O bolsonarista acostumou-se tanto a repassar sem pensar os briefings que recebe, que ele nem mesmo é capaz de perceber quando tem em mãos duas narrativas contraditórias que anulam-se mutuamente.


por paulo eneas
O bolsonarismo inaugurou a prática inusitada e desonesta de responsabilizar o eleitor pelo fracasso eleitoral de um político. Para o bolsonarista, a culpa pela volta dos petistas à Presidência da República é exclusivamente do segmento do eleitorado de direita que, frustrado pelas traições de Jair Bolsonaro, decidiu votar nulo ou se abster.

O bolsonarismo insulta esse eleitor, por meio de apelidos infantis como “isentão”, como se esse eleitor fosse responsável pela volta dos petistas, ignorando assim que o principal responsável pelo retorno petista foi o próprio Jair Bolsonaro, que durante seu mandato operou e articulou politicamente para a reabilitação política do petista Lula, acreditando que seria fácil derrota-lo nas urnas.

Essa postura do então presidente Jair Bolsonaro, que era a um só tempo politicamente amadora e arrogante, levou-o até mesmo a recomendar a seus próprios apoiadores que votassem no petista Lula caso estivessem descontentes com seu medíocre governo: “Quem não está contente comigo, tem Lula em 2022 aí tá?”, afirmou o então presidente ao ser questionado por uma apoiadora, como mostra o vídeo abaixo.



Dois briefings e uma contradição lógica
Não bastasse a estupidez de não reconhecer os seus próprios erros políticos e de gestão do governo que o levaram à derrota, o bolsonarismo ainda incorre numa contradição lógica insolúvel: pois ao mesmo tempo que culpa o eleitor de direita que não votou em Bolsonaro e se absteve ou votou nulo ou branco, os bolsonaristas bradam aos quatro cantos que a vitória de Lula teria sido decorrente de supostos problemas com as urnas.

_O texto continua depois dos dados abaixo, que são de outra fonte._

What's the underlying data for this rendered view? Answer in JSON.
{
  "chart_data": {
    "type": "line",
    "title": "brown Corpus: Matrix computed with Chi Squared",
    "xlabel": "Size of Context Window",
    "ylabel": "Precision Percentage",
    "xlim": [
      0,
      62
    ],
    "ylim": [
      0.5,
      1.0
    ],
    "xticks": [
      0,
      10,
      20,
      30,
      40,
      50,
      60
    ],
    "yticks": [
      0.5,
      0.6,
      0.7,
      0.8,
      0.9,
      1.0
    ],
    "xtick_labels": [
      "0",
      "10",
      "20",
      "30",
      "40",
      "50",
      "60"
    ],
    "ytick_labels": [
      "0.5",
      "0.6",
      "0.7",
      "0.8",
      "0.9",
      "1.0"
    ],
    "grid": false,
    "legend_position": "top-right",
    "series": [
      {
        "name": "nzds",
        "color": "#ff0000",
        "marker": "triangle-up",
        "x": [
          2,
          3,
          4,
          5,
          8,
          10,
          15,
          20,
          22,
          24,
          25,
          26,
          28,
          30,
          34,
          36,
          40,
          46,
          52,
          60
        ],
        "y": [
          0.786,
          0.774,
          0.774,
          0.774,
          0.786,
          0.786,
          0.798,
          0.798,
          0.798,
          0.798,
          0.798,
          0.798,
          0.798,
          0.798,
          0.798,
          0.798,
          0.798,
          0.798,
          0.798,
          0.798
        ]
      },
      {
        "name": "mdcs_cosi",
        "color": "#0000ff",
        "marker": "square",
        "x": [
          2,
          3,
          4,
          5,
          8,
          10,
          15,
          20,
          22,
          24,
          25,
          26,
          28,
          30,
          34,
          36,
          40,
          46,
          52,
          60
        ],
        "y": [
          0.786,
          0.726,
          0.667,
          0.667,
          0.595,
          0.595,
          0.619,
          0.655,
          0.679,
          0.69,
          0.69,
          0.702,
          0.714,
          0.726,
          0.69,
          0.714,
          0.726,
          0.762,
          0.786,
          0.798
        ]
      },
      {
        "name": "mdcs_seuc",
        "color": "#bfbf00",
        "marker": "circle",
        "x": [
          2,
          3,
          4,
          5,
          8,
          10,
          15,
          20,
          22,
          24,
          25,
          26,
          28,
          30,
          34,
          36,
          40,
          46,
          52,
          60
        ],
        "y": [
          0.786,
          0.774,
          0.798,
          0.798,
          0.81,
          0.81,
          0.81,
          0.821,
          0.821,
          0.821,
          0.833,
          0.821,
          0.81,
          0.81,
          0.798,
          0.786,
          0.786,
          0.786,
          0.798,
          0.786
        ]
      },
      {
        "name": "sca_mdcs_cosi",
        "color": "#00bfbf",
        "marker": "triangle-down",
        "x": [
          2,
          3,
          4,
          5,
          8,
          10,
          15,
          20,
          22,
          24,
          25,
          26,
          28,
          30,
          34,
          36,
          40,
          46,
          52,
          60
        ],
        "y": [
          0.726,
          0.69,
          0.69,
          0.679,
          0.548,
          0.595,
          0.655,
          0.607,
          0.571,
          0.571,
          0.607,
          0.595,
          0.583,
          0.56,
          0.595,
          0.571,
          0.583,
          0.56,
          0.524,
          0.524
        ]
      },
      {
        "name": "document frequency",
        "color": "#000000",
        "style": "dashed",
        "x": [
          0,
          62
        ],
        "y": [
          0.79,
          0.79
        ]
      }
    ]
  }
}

Em primeiro lugar é falso dizer que Jair Bolsonaro fracassou no seu intento de reeleger-se por que parte do eleitorado de direita não votou nele. Pois uma análise política honesta, o que é impossível a um bolsonarista, mostra exatamente o contrário: parte desse eleitorado deixou de votar em Bolsonaro por que ele fracassou em seu governo e traiu as pautas da direita. Na derrota, a responsabilidade é exclusiva do político, que deixou de ser merecedor da confiança do eleitorado.

Além disso, os bolsonaristas têm que decidir qual briefing está valendo: este briefing irracional que culpa o eleitor pela derrota ou o outro briefing que diz que a causa da derrota de Jair Bolsonaro teria sido as urnas eletrônicas. Os dois briefings são mutuamente excludentes por implicação lógica:

Se a culpa pela derrota é das urnas eletrônicas, então o fato de parte do eleitorado de direita ter optado pela abstenção ou nulo é irrelevante, pois o problema estaria nas urnas. Por outro lado, se a culpa pela derrota é do eleitorado que se absteve ou votou nulo, então o bolsonarista está dizendo que não há problema algum com o sistema de votação.

O fato é que estas duas hipóteses bolsonaristas são simultaneamente falsas e mutuamente excludentes e servem apenas para blindar e isentar Jair Bolsonaro de qualquer responsabilidade como pseudo-liderança política e como governante.

Ocorre que o bolsonarista acostumou-se tanto a repassar sem pensar os briefings que recebe, que ele nem mesmo é capaz de perceber quando tem em mãos duas narrativas contraditórias, as quais ele enxerga com a naturalidade de quem não percebe numa Figura Escher, que ilustra este artigo, uma contradição da geometria.